And unlike in past years when the club could barely find five starters and those who couldn't make the Rockies' rotation were doomed for the Minors or the waiver wire, the righties could be useful to the club in trades even if they are surpassed. But both returnees hope to hold their ground and become more solid.
Fogg, 30, who joined the Rockies last season, has posted double-figure win totals four of the past five years. Kim, 28, was a habitual postseason performer with the Diamondbacks and Red Sox before being traded to the Rockies at the beginning of 2005. Yet they aren't miffed that their pasts don't guarantee their jobs.
"That's the way it's been every year of my career, and that's the way I assume baseball is," said Fogg, who avoided arbitration this offseason by signing a one-year, $3.625 million contract. "The best five starters are going to leave here with the jobs. That's the way it should be. We're all here to help the Rockies win, get to the playoffs and get to the World Series."
The identities and credentials of those trying to take his job are not of concern to Kim.
"First, I'm competing with myself," said Kim, whose $2.5 million option for 2007 was picked up by the club during the winter. "That's more important than competing with other players. And then the decision is not my decision. It's others -- the manager, the GM. It's not my job."
Every now and then Fogg will pitch a game as well as anyone. Last June 30, Fogg held the Mariners to two hits and faced the minimum 27 batters in the Rockies' 2-0 road victory. He had occasions of similar effectiveness with the Pirates before joining the Rockies.
But there also have been too many times like July 27-Sept. 16 last season, when he posted a 9.20 ERA while going 2-4, as manager Clint Hurdle criticized him for not throwing to both sides of the plate. Fogg left a good taste in the Rockies' mouths by snapping back into form to win his last two starts.
No one is expecting Fogg to turn out more gems, but the question is whether he can minimize the down periods.
"That's one of those things that the elite pitchers in this game are the ones that go out there and do that four out of five times," he said. Those are the guys that have the $130 million contracts. Those are the guys that have earned that over their careers.
"I haven't quite figured out a way to do that four out of five times.
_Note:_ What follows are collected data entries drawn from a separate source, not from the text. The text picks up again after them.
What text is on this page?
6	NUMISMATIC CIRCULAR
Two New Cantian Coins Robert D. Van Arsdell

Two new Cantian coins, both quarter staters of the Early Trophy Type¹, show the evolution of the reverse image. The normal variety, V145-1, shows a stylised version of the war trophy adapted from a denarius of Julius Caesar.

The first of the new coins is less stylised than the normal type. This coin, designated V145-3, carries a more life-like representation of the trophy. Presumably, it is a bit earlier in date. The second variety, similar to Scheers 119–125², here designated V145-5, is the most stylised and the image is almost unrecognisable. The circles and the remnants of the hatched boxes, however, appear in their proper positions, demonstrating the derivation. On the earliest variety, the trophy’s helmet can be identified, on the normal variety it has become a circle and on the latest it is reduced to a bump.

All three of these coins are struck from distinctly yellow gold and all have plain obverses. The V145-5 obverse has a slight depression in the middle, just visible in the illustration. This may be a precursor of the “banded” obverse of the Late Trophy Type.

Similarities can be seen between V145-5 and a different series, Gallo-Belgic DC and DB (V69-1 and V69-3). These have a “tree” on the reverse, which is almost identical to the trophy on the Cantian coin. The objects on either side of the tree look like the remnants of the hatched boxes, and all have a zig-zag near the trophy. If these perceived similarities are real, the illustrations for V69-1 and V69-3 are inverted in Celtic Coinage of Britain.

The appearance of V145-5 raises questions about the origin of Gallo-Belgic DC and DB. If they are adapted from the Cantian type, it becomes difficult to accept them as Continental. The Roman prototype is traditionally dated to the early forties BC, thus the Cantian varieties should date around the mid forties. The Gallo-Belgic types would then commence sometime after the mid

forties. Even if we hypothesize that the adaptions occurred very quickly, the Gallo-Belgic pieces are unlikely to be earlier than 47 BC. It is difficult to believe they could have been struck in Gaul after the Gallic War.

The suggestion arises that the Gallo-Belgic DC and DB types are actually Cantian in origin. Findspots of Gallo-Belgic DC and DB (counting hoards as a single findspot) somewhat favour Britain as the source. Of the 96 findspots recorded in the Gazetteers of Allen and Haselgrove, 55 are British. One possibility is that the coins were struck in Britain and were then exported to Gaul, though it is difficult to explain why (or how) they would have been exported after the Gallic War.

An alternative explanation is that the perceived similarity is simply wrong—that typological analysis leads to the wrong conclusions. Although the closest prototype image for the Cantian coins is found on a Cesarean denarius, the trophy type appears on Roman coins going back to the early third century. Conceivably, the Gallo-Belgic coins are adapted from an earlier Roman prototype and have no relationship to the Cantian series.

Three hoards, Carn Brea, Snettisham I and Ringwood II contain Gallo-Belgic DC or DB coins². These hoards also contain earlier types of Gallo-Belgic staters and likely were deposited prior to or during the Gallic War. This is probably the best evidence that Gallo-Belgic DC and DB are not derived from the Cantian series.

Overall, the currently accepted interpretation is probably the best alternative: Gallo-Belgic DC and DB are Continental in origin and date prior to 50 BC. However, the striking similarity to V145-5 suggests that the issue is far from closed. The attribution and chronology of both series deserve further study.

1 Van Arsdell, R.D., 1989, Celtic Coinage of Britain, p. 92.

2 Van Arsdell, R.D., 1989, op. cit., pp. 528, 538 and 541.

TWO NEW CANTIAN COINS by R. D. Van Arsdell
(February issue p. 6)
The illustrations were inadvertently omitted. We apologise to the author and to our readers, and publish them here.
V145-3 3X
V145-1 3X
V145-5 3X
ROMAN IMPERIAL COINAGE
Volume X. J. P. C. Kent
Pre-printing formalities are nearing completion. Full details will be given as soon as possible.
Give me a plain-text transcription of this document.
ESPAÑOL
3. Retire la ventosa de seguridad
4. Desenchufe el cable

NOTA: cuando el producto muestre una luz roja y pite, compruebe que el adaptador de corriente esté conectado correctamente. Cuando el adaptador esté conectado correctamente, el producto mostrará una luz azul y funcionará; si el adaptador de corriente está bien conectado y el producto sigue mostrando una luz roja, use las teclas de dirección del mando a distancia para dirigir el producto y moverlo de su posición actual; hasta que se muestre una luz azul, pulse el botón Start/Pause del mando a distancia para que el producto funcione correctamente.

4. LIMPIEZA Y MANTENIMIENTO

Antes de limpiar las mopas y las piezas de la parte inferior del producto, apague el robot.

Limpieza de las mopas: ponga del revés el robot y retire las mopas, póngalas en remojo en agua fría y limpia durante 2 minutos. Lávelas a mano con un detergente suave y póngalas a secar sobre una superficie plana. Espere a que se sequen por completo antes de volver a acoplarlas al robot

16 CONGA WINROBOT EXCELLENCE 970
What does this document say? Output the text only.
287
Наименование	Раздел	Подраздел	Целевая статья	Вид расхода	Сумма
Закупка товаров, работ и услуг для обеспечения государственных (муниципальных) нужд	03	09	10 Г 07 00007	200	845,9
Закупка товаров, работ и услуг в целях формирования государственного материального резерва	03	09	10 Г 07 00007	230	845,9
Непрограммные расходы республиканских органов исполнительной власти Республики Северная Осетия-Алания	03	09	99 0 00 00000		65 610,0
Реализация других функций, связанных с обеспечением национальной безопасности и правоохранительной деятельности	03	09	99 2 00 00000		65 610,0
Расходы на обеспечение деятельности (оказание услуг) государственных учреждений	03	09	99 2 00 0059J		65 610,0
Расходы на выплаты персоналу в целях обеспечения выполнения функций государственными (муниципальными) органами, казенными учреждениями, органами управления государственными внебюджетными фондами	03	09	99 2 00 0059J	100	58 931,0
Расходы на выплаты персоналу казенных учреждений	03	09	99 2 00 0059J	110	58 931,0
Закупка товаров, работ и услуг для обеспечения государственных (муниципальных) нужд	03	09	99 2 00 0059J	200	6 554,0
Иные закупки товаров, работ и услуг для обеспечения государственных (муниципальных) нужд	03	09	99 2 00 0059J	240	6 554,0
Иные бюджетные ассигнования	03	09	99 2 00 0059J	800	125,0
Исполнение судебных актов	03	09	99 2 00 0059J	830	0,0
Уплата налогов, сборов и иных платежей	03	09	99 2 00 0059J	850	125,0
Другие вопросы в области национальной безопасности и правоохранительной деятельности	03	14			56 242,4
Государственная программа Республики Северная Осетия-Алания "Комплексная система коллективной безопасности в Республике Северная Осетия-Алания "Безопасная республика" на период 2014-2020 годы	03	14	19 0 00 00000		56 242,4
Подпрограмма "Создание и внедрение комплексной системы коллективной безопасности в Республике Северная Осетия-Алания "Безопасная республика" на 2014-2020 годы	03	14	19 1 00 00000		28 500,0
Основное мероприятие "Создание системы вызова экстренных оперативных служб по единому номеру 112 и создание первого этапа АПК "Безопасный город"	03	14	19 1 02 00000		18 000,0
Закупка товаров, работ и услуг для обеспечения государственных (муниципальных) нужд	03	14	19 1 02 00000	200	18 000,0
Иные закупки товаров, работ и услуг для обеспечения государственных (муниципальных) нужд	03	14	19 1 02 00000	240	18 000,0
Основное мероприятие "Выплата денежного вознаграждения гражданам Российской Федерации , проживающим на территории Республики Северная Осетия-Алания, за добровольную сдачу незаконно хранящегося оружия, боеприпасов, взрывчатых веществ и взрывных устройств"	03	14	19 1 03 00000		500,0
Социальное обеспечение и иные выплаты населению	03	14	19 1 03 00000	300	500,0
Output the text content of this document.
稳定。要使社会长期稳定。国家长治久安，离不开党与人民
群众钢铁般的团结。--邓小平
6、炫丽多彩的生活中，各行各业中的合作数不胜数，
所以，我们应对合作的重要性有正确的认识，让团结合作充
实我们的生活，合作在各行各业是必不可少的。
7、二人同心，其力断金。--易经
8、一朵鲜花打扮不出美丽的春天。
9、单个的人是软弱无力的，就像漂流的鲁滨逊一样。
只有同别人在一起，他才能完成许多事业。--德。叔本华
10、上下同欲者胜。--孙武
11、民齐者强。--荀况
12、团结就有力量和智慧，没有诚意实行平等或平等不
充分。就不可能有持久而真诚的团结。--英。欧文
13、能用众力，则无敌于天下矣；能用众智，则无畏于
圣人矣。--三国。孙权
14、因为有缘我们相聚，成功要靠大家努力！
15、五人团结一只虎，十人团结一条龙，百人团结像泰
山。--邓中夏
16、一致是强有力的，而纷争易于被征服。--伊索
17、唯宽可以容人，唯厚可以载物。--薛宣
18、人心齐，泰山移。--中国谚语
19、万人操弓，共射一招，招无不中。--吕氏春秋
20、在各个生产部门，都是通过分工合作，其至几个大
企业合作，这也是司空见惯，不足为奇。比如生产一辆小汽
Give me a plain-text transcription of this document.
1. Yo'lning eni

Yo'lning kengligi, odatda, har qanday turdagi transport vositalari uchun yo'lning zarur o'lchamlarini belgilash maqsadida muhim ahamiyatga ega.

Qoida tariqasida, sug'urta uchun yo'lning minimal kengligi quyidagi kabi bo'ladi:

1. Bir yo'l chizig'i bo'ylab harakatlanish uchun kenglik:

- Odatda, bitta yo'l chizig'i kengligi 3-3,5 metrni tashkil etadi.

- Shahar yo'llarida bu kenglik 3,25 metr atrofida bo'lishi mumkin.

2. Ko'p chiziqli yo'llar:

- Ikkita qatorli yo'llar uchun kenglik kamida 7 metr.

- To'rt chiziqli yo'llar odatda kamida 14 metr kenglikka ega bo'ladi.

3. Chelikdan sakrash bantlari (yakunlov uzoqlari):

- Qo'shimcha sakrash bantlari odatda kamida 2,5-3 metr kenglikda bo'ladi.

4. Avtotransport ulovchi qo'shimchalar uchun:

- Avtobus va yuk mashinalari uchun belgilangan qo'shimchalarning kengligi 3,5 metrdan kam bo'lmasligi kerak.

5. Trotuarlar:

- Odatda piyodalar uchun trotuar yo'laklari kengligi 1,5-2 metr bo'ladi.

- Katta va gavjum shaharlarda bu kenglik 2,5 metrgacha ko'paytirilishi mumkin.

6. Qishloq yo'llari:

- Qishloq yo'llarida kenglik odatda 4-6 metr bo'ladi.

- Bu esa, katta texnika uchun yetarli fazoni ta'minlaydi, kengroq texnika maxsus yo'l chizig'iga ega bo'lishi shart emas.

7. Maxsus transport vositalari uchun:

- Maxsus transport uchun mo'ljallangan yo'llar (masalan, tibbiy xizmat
But if I do it one out of five times, and three other times I keep the team in the game, that's four out of five chances to win the game."
Rather than wait for the stars to align, and keep their fingers crossed that the short outings in which Fogg would give up a huge early lead would simply go away, Rockies pitching coach Bob Apodaca gave Fogg specific instructions to keep a downhill plan and work both sides.
"He's taken that into his first [Spring Training] session out there yesterday," Apodaca said. "He was very well aware of it. I reminded him of it, too, just in case he did forget, but he didn't. It's just putting things in the rightful order. He's a pro -- he hasn't been a huge winner, but he's a winner."
Kim achieved a career-high nine strikeouts in each of his first two starts and achieved that number two other times, and he reached or exceeded seven innings eight times. But he also never went more than four starts without being tagged for at least six runs in a game.
The blueprint for successful pitching is there -- mix the two-seam sinking fastball, slider and changeup with the four-seam fastball. They also want to see him pitch inside against right-handed hitters -- a spot that created poor swings when he did it last year, even though those pitches were by what Apodaca called "happy accident" rather than by design.
"We want him to use his whole arsenal in different locations," Apodaca said.
"In the regular season, last year, my changeup and two-seamer, I was not comfortable -- sometimes good, sometimes I wasn't comfortable," Kim said. "But during Spring Training, I want to get more comfortable and perfect my pitches."
With Kim and Fogg, the Rockies will be watching their adjustments closely.
"There is some competition with ability, and it makes it interesting and makes it difficult," Apodaca said of the evaluation process. "But I write things in pencil. Their performance will write it in ink."